The history of how five railroads all came together in the small town of Maybrook, NY. As a result, huge amounts of freight headed for New England passed thru this gateway for decades. 256 pages, black & white text with photographs.

About the Author, Peter A. Brill
Pete grew up in Lakewood, NJ, along CNJ’s Southern Division in the 1950’s/60’s. His multiple careers have included twelve-years on the Middletown & New Jersey Railway based in Middletown, NY.

Three decades of active railfanning throughout the northeast have been succeeded by an effort to preserve in print information on the anthracite railroads as well as the M&NJ. Pete is editor of The Unionville Flyer for the Middletown & New Jersey Railway Historical Society, associate editor (CNJ) for Flags, Diamonds and Statues published by the Anthracite Railroads Historical Society and a past president of the Maybrook Railroad Historical Society.

About the Book, The Maybrook Gateway
The decision of the Anthracite Railroads Historical Society to hold the 2005 annual convention in Middletown, NY, and focus on nearby Maybrook Yard stimulated the author to produce an article for the society’s publication, Flags, Diamonds & Statues, in advance of the convention. It was initially planned to cover the operations of the L&NE, L&HR and O&W to the all-important New Haven connection at Maybrook Yard, the Gateway to Southern New England.
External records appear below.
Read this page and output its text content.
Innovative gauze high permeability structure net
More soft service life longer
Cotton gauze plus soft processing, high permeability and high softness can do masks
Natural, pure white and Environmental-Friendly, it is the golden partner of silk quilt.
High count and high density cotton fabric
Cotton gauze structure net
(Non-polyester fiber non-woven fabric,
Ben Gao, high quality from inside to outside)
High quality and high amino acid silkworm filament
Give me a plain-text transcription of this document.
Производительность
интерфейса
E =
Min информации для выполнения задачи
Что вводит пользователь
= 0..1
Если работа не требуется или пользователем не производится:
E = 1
However, no analysis of these three anthracite roads, which sought with varying degrees of success to operate as bridge carriers, could be complete without including their common competitor, the much larger Erie/EL, and also examining their westward connections, the LV, DL&W, CNJ/RDG/B&O and PRR.

Further consideration convinced the author that a full treatment of the topic warranted coverage of the New Haven and its predecessors and so he crept cautiously across the high and spindly Poughkeepsie Bridge to investigate the Poughkeepsie Bridge Route and its successor, the Maybrook Line.

The article thus became a book, albeit a few years late for the convention.